Nunca se sabe #1

¿Te sientes bien? ¿Estás san@? ¿Cómo lo sabes? 

Porque yo pensaba que estaba bien, que estaba sana, porque con todo lo que me cuido es imposible no estarlo. He jugado a baloncesto desde los ocho hasta los dieciocho años, en verano hacía surf. En invierno siempre que podía iba a esquiar, como sano, no bebo, no fumo, no me drogo, tengo mis controles médicos rutinarios.

¿ Cómo una persona con ese tipo de vida puede siquiera imaginarse que no está sana ?.

Yo era como cualquier otra persona que se cuida, que lleva una vida ordenada, que iba a trabajar, descansaba y volvía al trabajo al día siguiente y así cada día lo mismo.

Ahora echando la vista atrás me doy cuenta de que estuve diez años haciendo cada día lo mismo, me levantaba cada mañana para ir a trabajar, me hacía muy feliz mi trabajo con lo cual hacia un montón de horas sin darme cuenta.

Una vez terminado el trabajo me iba a casa, en aquel tiempo vivía en Canarias, como estaba cansada y eran las cuatro de la tarde, me iba a la piscina de la urbanización a leer hasta que se iba el sol.

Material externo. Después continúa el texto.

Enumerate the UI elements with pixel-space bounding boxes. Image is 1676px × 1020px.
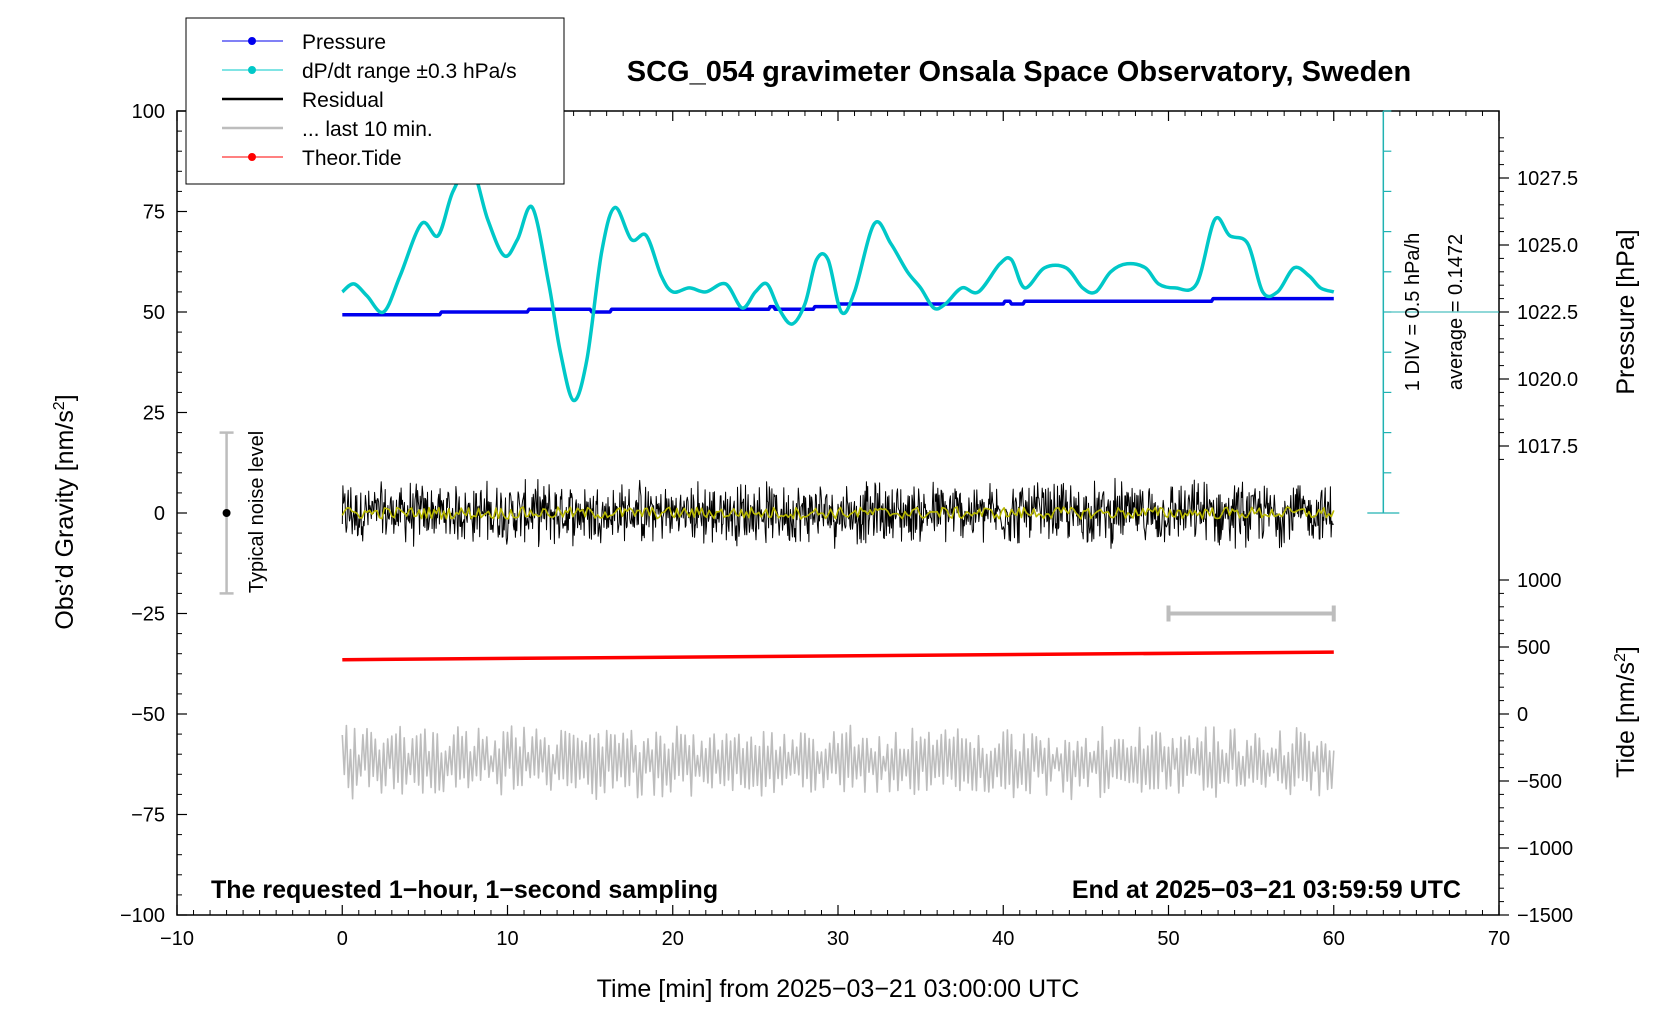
series-layer (341, 164, 1335, 801)
pressure-tick-label: 1017.5 (1517, 436, 1578, 458)
dpdt-series (341, 164, 1335, 403)
end-time-note: End at 2025−03−21 03:59:59 UTC (1072, 876, 1461, 904)
tide-tick-label: 0 (1517, 704, 1528, 726)
tide-tick-label: −500 (1517, 771, 1562, 793)
y-tick-label: −75 (131, 805, 165, 827)
legend-marker (248, 37, 256, 45)
legend-marker (248, 66, 256, 74)
x-tick-label: −10 (160, 928, 194, 950)
x-tick-label: 20 (662, 928, 684, 950)
pressure-tick-label: 1020.0 (1517, 369, 1578, 391)
legend-label: Pressure (302, 31, 386, 54)
tide-tick-label: −1000 (1517, 838, 1573, 860)
tide-axis-title: Tide [nm/s2] (1612, 646, 1640, 778)
average-label: average = 0.1472 (1445, 234, 1467, 390)
tide-tick-label: 500 (1517, 637, 1550, 659)
y-tick-label: −100 (120, 905, 165, 927)
x-tick-label: 70 (1488, 928, 1510, 950)
chart-title: SCG_054 gravimeter Onsala Space Observat… (627, 56, 1411, 88)
x-tick-label: 60 (1323, 928, 1345, 950)
y-tick-label: 50 (143, 302, 165, 324)
y-tick-label: 25 (143, 403, 165, 425)
tide-series (342, 650, 1334, 662)
legend-label: dP/dt range ±0.3 hPa/s (302, 60, 517, 83)
axes-layer: −10 0 10 20 30 40 50 60 701007550250−25−50−75−10… (120, 101, 1578, 950)
tide-tick-label: −1500 (1517, 905, 1573, 927)
y-tick-label: −50 (131, 704, 165, 726)
legend-marker (248, 153, 256, 161)
y-axis-title-end: ] (51, 394, 79, 401)
last-10-min-series (341, 724, 1335, 801)
pressure-series (342, 296, 1334, 317)
legend-label: Theor.Tide (302, 147, 402, 170)
y-tick-label: 100 (132, 101, 165, 123)
tide-axis-title-sup: 2 (1612, 653, 1629, 662)
x-tick-label: 50 (1157, 928, 1179, 950)
sampling-note: The requested 1−hour, 1−second sampling (211, 876, 718, 904)
residual-smoothed-series (341, 506, 1335, 520)
y-axis-title-sup: 2 (51, 401, 68, 410)
legend-label: ... last 10 min. (302, 118, 433, 141)
y-axis-title-main: Obs’d Gravity [nm/s (51, 410, 79, 630)
y-tick-label: 75 (143, 202, 165, 224)
y-axis-title: Obs’d Gravity [nm/s2] (51, 394, 79, 629)
pressure-axis-title: Pressure [hPa] (1612, 229, 1640, 394)
residual-series (341, 477, 1334, 549)
legend: Pressure dP/dt range ±0.3 hPa/s Residual..… (185, 17, 565, 185)
x-tick-label: 40 (992, 928, 1014, 950)
x-tick-label: 0 (337, 928, 348, 950)
pressure-tick-label: 1027.5 (1517, 168, 1578, 190)
tide-axis-title-end: ] (1612, 646, 1640, 653)
scale-division-label: 1 DIV = 0.5 hPa/h (1402, 233, 1424, 391)
legend-label: Residual (302, 89, 384, 112)
tide-tick-label: 1000 (1517, 570, 1562, 592)
x-tick-label: 30 (827, 928, 849, 950)
noise-bar-center (222, 509, 231, 517)
x-tick-label: 10 (496, 928, 518, 950)
y-tick-label: 0 (154, 503, 165, 525)
tide-axis-title-main: Tide [nm/s (1612, 662, 1640, 778)
noise-level-label: Typical noise level (246, 431, 268, 593)
x-axis-title: Time [min] from 2025−03−21 03:00:00 UTC (597, 975, 1080, 1003)
pressure-tick-label: 1022.5 (1517, 302, 1578, 324)
pressure-tick-label: 1025.0 (1517, 235, 1578, 257)
y-tick-label: −25 (131, 604, 165, 626)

Hubo un tiempo en el que después de tomar el sol, tres dias a la semana me iba al gimnasio a hacer mi clase de spinning. Con el tiempo todo se quedó en trabajar y leer mientras descansaba al sol para después ir a casa y hacer lo necesario en ella, pues no tenía ayuda y alguien tenía que hacerlo.

Llegó un momento en que mi vida era trabajar, descansar, hacer lo justo en casa y dormir y al día siguiente, más de lo mismo.

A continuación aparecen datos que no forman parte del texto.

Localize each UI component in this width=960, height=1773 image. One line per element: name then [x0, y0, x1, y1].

Cuando llegaban mis días libres eran una delicia, esperaba ansiosa el poder levantarme con calma, hacer lo justo de las tareas domésticas e irme a la piscina con mi libro hasta que se iba la luz del día . 

En mis días libres mis extras eran hacer la compra semanal e ir a la peluquería si era necesario.  Nunca salía de fiesta, no quedaba con nadie para salir o hacer algo, ni siquiera iba de compras, nunca nada .

Llegaba la Navidad y con ella Papa Noel venía a nuestra urbanización donde todos los vecinos se reunían para ver el gozo de los niños que recibían sus regalos. Se reunía todo el mundo menos yo. Estaba muy cansada.

Más tarde llegaban los carnavales . Nunca quería ir a ver las carrozas, la excusa era siempre la misma, uf estoy agotada.

El carnaval y su fiesta también llegaba a la urbanización donde vivía y se hacía una gran fiesta en la que todos se disfrazaban , se reunían y participaban . Todos menos yo porque no me apetecía , no podía , estaba muy cansada.

Yo creía que eso era normal, jamás me pare a pensar que nunca salía , que no hacía nada. 

Cada día me levantaba e iba a mi trabajo y como trabajaba era normal estar cansada, así que descansaba y ahí estaba, encerrada en ese círculo vicioso. Ir a trabajar y descansar, porque si descanso sé que mañana podré volver al trabajo, podría volver a hacer lo mismo. Trabajar y descansar. Esa era mi vida y era feliz.